Public speaking is not my thing.

Prior to a speaking event, do I conjure up images of stumbling over my words? Yes. Do I have night sweats? Yes. Do I wish I could jump on the next available plane? Absolutely. And it seems I’m not alone.

Ridiculous as this may sound, the British population fears public speaking more than death. Most of us would rather be in the casket than giving the eulogy!

But if you’re like me, writing a cracking presentation that you’ve prepared thoroughly can take some of the dread away. So here are seven tips to that winning presentation.

1. Talk about them, not you

In other words, write for your audience. (Are you bored of this one yet?)

If there is ever an important time to write for an audience it’s when writing a presentation. After all, people have arrived to listen and learn from you. So tell them things that are relevant to them. Don’t start your presentation by talking about your credentials, your company or your product. The audience will suss out your selling tactics straight away and switch off. It will be hard to win them back.

2. Deliver a storyline

Every good presentation has a solid story, a well-planned journey for the audience. Don’t just run off a list of ideas and concepts in a random sequence. If you have a good story, your audience is more likely to follow your line of thought and remember your all-important take-away message(s).

3. Use headlines not titles

Presentations often involve data-rich charts, which are hard for people to digest.

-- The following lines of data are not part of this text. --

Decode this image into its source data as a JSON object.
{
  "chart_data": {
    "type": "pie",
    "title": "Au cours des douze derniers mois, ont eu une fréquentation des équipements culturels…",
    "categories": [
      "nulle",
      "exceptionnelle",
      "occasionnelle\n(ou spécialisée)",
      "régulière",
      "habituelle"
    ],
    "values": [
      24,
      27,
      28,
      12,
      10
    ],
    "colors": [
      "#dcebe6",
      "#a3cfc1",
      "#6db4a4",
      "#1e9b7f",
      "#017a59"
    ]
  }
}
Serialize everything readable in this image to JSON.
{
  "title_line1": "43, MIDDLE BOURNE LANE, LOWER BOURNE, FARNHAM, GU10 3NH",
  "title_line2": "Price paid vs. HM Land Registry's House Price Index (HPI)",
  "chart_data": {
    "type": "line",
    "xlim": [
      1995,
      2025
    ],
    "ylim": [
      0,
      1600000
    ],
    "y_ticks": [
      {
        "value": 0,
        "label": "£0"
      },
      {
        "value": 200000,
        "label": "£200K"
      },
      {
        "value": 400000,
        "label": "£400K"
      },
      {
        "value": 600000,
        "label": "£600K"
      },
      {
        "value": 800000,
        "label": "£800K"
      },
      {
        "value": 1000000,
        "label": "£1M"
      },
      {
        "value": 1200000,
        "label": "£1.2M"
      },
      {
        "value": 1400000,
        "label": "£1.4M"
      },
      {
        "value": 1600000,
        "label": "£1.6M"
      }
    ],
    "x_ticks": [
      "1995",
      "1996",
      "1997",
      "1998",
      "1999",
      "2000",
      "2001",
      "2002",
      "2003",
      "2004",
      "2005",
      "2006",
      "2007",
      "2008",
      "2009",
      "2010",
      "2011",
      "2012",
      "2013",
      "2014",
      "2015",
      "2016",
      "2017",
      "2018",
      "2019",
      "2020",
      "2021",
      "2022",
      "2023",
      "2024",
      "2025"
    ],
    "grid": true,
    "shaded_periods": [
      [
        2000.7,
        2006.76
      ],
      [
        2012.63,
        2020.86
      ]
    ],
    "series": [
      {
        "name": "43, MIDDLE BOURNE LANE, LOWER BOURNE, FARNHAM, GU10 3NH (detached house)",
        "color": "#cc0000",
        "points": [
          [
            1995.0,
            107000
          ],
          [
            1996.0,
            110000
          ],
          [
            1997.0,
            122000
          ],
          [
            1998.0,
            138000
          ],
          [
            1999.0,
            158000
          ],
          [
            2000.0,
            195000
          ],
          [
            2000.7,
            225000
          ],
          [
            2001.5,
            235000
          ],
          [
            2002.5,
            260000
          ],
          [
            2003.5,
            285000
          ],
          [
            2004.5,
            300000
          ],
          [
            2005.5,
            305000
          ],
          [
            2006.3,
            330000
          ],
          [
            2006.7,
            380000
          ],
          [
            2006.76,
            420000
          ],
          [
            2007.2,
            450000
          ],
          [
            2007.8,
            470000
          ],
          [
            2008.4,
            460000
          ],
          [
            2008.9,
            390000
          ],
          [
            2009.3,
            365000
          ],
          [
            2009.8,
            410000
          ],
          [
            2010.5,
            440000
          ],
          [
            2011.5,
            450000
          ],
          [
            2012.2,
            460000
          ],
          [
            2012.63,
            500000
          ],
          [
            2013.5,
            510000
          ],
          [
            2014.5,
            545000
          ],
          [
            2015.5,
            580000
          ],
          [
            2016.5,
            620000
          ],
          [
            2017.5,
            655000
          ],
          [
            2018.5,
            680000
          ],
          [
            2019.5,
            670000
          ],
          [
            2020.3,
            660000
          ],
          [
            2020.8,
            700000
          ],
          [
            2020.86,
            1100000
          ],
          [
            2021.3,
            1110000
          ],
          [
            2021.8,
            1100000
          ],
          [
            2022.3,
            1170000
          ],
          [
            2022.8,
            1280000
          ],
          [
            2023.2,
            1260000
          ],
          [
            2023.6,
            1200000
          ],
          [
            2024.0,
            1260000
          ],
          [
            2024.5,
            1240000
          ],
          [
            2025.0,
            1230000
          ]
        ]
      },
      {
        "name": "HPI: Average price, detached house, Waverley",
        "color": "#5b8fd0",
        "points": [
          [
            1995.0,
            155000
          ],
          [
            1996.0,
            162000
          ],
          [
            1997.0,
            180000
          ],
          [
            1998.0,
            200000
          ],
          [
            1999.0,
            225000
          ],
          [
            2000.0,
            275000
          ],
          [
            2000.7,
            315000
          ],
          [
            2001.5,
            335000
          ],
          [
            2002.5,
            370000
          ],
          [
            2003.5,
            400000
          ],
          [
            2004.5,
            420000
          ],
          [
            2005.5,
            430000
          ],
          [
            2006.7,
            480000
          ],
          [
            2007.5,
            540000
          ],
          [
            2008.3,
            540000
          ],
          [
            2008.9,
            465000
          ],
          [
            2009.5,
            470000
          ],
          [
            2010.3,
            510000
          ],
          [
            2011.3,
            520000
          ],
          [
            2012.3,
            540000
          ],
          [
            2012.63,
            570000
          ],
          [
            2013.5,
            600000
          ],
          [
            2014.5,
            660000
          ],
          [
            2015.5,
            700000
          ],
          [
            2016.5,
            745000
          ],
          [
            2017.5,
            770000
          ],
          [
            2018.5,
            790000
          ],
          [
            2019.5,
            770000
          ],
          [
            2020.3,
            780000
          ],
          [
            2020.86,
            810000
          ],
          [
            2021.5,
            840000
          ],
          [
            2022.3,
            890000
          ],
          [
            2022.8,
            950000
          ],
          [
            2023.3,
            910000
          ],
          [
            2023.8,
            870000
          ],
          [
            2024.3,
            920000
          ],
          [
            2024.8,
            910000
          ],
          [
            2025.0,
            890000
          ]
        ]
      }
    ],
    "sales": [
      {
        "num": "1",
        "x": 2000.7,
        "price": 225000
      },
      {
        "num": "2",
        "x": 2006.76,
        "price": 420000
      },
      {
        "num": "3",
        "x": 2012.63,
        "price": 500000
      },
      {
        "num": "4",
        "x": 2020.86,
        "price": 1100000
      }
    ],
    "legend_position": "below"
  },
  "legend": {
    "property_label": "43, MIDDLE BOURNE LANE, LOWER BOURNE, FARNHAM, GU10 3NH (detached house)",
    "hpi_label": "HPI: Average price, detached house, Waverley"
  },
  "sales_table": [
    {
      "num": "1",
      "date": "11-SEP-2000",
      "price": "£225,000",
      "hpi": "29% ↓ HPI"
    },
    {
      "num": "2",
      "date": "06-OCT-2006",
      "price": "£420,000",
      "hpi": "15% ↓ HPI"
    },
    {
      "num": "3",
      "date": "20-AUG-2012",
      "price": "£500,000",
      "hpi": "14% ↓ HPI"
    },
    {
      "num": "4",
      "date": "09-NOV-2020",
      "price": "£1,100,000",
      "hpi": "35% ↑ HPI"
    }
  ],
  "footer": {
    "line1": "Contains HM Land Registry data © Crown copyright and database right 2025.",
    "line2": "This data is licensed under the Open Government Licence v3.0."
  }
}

Write a headline (think newspaper headline) above the chart, rather than a title. This will help your audience understand the key point to take from the data and will act as a prompt for you.

So, as an example, instead of writing ‘Total value size of the UK footwear market’ above your chart, how about ‘Growth of UK footwear market doubles this year. Market now estimated at £10bn.’

4. Ditch the slide text

Avoid too much text on your slides. An audience reads everything that’s presented to them. If they’re reading a slide, they’re not listening to you. And vice versa.

A few key prompt words here and there will give your presentation structure and help you when speaking. And think images. Lots of images. You want your audience awake and engaged. So keep things fun with colourful and powerful images that say a lot about your topic.

5.Involve the audience

Audience interaction isn’t always possible – especially if you’re presenting to large numbers. However, it’s good to incorporate interaction for two reasons:

(a) If you’re a nervous presenter, it deflects attention from you and gives you a few moments to gather your thoughts.

(b) The presentation will be much more interesting for everyone else.

So, play games with your audience, ask them questions or invite them to predict the results of your research before revealing them.

6. Start fast and finish strong

My Ronseal ‘does what it says on the tin’ tip. Dive into your topic with haste, avoiding lengthy introductions (see tip 1). And, as you close the presentation, leave your audience with something to remember you by – a funny visual or meaningful message.

7. Visualisation

Some people find it helps to picture their audience naked. I can’t think of anything worse, but give it a try and see if it works for you.
Disclaimer: adopting the advice given in this blog won’t guarantee presentation success. But flopping a few times is good for the soul.